Es ist nicht wahr. Aber ich kann mir nicht helfen; sie ist so spatzenhaft in ihren schwarzen Kleidern. Wenn sie jetzt einen langen Bibelspruch will, bin ich in der Patsche; den auszuhauen würde mehr als die Platte kosten. Aber sie will nur den Namen und die Zahlen 1875-1923.
Sie zieht aus ihrer Tasche einen Haufen einstmals zerknitterter Scheine, die alle glattgestrichen und gebündelt worden sind. Ich hole tief Luft – Vorauszahlung! Das ist lange nicht mehr dagewesen. Ernsthaft zählt sie drei Päckchen Scheine ab. Sie behält fast nichts übrig. »Dreißigtausend. Wollen Sie es nachzählen?«
»Das brauche ich nicht. Es stimmt schon.«
Es muß stimmen. Sie hat es sicher oft genug gezählt. »Ich will Ihnen etwas sagen«, erkläre ich. »Wir geben Ihnen noch eine Grabeinfassung aus Zement dazu. Das sieht dann sehr ordentlich aus – abgegrenzt.«
Sie sieht mich ängstlich an. »Umsonst«, sage ich.
Der Schein eines kleinen, traurigen Lächelns huscht über ihr Gesicht.

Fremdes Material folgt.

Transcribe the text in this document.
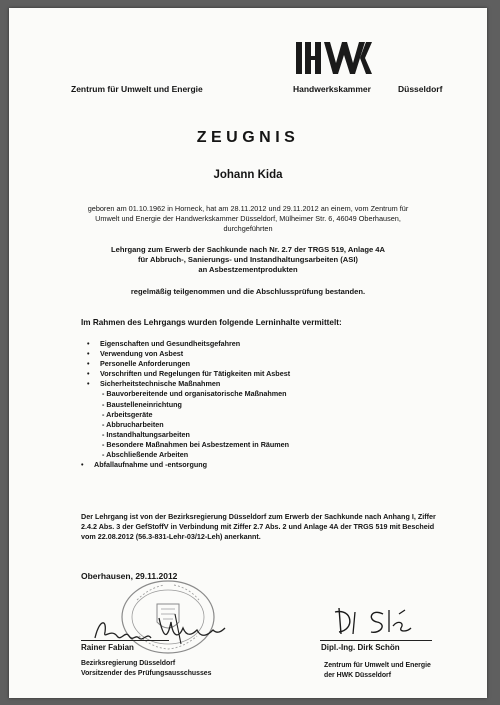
Zentrum für Umwelt und Energie	Handwerkskammer	Düsseldorf
ZEUGNIS
Johann Kida

geboren am 01.10.1962 in Horneck, hat am 28.11.2012 und 29.11.2012 an einem, vom Zentrum für

Umwelt und Energie der Handwerkskammer Düsseldorf, Mülheimer Str. 6, 46049 Oberhausen,

durchgeführten

Lehrgang zum Erwerb der Sachkunde nach Nr. 2.7 der TRGS 519, Anlage 4A

für Abbruch-, Sanierungs- und Instandhaltungsarbeiten (ASI)

an Asbestzementprodukten

regelmäßig teilgenommen und die Abschlussprüfung bestanden.

Im Rahmen des Lehrgangs wurden folgende Lerninhalte vermittelt:
• Eigenschaften und Gesundheitsgefahren
• Verwendung von Asbest
• Personelle Anforderungen
• Vorschriften und Regelungen für Tätigkeiten mit Asbest
• Sicherheitstechnische Maßnahmen
- Bauvorbereitende und organisatorische Maßnahmen
- Baustelleneinrichtung
- Arbeitsgeräte
- Abbrucharbeiten
- Instandhaltungsarbeiten
- Besondere Maßnahmen bei Asbestzement in Räumen
- Abschließende Arbeiten
• Abfallaufnahme und -entsorgung

Der Lehrgang ist von der Bezirksregierung Düsseldorf zum Erwerb der Sachkunde nach Anhang I, Ziffer

2.4.2 Abs. 3 der GefStoffV in Verbindung mit Ziffer 2.7 Abs. 2 und Anlage 4A der TRGS 519 mit Bescheid

vom 22.08.2012 (56.3-831-Lehr-03/12-Leh) anerkannt.

Oberhausen, 29.11.2012
Rainer Fabian	Dipl.-Ing. Dirk Schön

Bezirksregierung Düsseldorf

Vorsitzender des Prüfungsausschusses

Zentrum für Umwelt und Energie

der HWK Düsseldorf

»Das ist das erstemal, daß jemand freundlich zu mir ist, seit es passiert ist. Nicht einmal meine Tochter – sie sagt, die Schande -«
Sie wischt sich die Tränen ab. Ich bin sehr verlegen und komme mir vor wie der Schauspieler Gaston Münch als Graf Trast in der »Ehre« von Sudermann im Stadttheater. Um mir zu helfen, gieße ich mir, als sie gegangen ist, einen Schluck Korn ein. Dann erinnere ich mich, daß Georg immer noch nicht von seiner Besprechung mit Riesenfeld auf der Bank zurück ist, und ich werde mißtrauisch gegen mich selbst; vielleicht habe ich das mit der Frau nur getan, um Gott zu bestechen. Eine gute Tat gegen die andere – eine Grabeinfassung und eine Inschrift gegen ein Dreimonatsakzept Riesenfelds und eine fette Ladung Granit. Das frischt mich so auf, daß ich einen zweiten Schnaps trinke. Dann sehe ich draußen am Obelisken die Spuren des Feldwebels Knopf, hole einen Eimer Wasser, um sie wegzuschwemmen, und verfluche ihn laut. Knopf aber schläft in seiner Kammer den Schlaf des Gerechten.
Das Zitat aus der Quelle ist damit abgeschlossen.